Bad news is good news: se fino ad oggi questo motto è stato la pietra angolare del giornalismo, oggi diventa legge a tutti gli effetti anche nel mondo della moda. Scandali? Denunce? Saranno benvenuti. Perchè la griffe Christian Dior, nel pieno del ciclone Galliano (nella foto, lo stilista), ha aumentato sensibilmente le proprie vendite.
Nei primi 9 mesi del 2011, infatti, la maison del gruppo LVMH ha registrato vendite per 705 milioni di euro contro i 594 del medesimo periodo nel 2010: un’impennata del 27%, in poche parole.
Chi pensava che l’affaire Galliano, datato febbraio 2011, potesse scalfire l’immagine della maison – fino a quel momento sinonimo di lusso, gusto e moda, non di designer alticci che insultano gli ebrei – minandone anche i risultati economici ha sbagliato di grosso. Anche chi ha creduto che la mancanza di una guida forte – la maison non ha ancora un direttore creativo – potesse essere un handicap serio per una casa di moda abituata ad avere un’identità ben delineata dovrà ricredersi davanti alle cifre in crescita.
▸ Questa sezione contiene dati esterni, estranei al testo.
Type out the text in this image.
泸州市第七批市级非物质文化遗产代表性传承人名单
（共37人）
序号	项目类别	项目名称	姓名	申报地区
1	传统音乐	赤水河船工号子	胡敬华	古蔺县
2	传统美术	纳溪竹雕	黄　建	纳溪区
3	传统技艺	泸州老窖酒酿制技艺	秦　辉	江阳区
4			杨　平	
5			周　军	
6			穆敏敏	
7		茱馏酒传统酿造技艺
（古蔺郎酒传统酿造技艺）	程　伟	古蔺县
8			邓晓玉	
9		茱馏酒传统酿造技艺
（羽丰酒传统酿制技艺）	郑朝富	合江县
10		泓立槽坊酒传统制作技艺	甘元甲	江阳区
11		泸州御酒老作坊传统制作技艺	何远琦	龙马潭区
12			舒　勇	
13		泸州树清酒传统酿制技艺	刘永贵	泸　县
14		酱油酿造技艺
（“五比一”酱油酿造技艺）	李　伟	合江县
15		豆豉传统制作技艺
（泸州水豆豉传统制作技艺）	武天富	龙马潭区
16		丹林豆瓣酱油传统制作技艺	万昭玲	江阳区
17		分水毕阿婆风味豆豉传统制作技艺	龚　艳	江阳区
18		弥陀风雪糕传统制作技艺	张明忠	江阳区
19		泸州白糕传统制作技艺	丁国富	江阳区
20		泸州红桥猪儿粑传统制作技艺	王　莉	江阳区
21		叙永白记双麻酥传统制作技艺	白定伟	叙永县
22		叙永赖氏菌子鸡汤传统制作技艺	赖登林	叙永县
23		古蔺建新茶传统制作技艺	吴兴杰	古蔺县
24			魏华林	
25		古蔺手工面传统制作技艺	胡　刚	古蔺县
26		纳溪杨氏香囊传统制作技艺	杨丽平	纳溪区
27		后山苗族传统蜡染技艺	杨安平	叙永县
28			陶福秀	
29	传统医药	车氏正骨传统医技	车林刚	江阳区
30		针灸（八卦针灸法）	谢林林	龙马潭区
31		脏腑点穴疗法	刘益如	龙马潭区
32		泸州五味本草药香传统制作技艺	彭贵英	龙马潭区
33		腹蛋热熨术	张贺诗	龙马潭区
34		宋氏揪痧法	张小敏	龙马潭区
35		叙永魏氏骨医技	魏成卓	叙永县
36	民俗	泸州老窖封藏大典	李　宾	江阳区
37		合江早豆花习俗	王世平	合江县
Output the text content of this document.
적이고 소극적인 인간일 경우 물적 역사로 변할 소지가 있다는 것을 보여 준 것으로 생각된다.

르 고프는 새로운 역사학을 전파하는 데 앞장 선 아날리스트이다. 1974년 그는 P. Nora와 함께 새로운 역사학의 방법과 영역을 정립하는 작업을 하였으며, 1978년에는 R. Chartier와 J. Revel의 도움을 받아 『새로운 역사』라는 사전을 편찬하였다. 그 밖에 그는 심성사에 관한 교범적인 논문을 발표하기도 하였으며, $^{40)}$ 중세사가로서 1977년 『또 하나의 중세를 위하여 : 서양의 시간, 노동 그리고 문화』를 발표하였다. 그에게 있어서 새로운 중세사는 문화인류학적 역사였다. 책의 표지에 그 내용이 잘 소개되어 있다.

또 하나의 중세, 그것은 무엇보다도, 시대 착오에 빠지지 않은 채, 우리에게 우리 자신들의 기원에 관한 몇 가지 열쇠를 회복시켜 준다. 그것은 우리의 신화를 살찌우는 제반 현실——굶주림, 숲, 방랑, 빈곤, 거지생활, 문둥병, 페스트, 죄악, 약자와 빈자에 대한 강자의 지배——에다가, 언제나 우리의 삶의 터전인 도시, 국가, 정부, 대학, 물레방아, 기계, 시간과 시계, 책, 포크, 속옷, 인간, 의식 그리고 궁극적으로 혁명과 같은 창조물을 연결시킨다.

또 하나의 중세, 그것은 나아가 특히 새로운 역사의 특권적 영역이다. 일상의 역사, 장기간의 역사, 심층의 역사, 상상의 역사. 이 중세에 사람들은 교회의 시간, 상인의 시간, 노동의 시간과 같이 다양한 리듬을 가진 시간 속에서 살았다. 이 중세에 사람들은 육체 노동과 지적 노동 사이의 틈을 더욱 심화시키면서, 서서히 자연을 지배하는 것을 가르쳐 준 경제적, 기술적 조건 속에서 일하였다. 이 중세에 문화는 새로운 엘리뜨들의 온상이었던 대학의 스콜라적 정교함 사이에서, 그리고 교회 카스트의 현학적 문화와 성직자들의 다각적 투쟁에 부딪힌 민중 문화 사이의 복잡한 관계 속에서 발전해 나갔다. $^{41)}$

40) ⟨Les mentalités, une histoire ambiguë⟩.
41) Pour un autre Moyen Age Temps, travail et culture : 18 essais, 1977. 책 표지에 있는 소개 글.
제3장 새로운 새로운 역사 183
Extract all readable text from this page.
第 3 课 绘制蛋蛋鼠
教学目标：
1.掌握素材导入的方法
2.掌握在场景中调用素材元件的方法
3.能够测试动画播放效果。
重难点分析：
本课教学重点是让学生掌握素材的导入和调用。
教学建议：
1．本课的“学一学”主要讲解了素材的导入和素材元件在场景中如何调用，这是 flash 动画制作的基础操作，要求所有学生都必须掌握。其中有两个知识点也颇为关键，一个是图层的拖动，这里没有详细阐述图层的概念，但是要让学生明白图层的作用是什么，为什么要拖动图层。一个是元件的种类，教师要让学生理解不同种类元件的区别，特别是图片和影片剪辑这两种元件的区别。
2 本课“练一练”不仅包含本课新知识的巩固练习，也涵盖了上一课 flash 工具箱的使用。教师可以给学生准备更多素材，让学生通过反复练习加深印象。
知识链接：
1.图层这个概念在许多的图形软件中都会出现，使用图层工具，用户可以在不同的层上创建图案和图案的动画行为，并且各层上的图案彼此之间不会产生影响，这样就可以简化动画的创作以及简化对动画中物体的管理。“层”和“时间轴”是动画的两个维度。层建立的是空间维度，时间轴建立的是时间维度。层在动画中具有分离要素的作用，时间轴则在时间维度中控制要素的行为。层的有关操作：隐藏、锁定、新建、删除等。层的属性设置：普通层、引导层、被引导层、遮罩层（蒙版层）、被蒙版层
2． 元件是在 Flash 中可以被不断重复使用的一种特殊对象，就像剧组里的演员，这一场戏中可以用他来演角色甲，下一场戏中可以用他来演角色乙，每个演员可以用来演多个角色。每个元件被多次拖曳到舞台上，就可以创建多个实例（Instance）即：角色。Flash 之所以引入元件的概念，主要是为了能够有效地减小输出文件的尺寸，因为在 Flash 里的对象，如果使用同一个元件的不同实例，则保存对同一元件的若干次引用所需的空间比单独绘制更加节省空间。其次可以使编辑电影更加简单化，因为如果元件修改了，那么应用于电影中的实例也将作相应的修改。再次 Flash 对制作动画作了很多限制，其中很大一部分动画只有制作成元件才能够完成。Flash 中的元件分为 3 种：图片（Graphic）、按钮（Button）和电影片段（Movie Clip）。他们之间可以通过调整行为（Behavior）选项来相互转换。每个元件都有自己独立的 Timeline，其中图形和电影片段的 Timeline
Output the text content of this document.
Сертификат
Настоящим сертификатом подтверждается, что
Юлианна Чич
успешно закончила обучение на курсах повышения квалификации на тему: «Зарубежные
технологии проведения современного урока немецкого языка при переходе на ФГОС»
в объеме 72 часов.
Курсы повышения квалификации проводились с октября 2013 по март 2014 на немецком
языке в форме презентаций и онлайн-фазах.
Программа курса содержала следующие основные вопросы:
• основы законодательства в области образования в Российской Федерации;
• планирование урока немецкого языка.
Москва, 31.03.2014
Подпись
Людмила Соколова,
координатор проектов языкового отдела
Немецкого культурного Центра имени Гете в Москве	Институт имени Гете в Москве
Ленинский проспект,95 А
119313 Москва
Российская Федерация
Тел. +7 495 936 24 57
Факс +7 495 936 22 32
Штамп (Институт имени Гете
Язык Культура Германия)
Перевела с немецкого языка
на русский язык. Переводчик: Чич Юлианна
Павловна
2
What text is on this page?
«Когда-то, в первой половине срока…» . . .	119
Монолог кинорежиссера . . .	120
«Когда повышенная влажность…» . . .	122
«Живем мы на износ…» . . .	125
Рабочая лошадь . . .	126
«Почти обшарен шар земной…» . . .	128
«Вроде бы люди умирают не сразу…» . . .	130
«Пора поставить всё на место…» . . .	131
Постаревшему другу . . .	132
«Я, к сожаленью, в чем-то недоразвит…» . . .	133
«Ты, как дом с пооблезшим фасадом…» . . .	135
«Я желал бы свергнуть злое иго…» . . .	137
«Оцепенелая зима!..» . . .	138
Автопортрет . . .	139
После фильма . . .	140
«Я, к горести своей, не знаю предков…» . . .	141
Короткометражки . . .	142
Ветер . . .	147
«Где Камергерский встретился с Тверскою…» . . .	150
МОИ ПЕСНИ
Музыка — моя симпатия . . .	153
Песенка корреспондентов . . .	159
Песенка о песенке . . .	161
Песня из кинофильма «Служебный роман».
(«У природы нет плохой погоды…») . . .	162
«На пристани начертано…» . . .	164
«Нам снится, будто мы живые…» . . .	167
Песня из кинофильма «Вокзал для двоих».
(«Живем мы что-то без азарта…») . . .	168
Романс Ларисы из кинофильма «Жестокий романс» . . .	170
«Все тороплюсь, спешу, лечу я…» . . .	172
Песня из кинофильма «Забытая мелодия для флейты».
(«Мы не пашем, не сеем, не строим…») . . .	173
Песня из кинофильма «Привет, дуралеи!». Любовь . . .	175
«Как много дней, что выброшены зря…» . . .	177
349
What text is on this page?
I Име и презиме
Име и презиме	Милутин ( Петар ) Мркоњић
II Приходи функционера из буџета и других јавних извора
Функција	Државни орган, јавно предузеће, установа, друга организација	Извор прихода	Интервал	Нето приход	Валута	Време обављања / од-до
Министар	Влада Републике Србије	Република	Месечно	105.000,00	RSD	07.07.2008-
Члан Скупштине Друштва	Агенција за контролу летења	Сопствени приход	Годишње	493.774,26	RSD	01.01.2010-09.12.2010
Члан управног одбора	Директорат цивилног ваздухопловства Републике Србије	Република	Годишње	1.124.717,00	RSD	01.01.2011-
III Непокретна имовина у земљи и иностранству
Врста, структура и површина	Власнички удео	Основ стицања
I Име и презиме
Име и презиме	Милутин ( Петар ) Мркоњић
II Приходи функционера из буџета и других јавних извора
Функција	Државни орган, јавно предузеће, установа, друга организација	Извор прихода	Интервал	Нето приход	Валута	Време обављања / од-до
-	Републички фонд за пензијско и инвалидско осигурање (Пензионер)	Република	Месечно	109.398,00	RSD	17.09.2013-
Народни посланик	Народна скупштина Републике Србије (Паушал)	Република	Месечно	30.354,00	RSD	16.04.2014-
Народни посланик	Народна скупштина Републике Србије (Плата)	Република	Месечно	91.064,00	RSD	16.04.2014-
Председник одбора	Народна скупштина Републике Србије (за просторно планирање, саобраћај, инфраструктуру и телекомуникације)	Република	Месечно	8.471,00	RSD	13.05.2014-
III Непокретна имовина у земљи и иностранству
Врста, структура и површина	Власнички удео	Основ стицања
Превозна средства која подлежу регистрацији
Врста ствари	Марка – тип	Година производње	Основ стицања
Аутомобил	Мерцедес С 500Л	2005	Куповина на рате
Sarà che la presa di posizione dell’azienda è stata chiara e nettissima fin da subito: processo o no, colpevole o meno, Galliano – che l’8 settembre è stato condannato ad un’ammenda pecuniaria – è stato messo alla porta in quattro e quattr’otto; sarà che il “cattivo” ha sempre il suo fascino, soprattutto quando si parla di stile, ma la clientela non solo non ha abbandonato Dior, ma ha addirittura premiato la griffe, senza se e senza ma.
A festeggiare, dietro le quinte e a capo della piramide, è sempre monsieur Arnault. Per ora il magnate francese non ne ha sbagliata una, nemmeno attardandosi a dare un successore allo stilista britannico.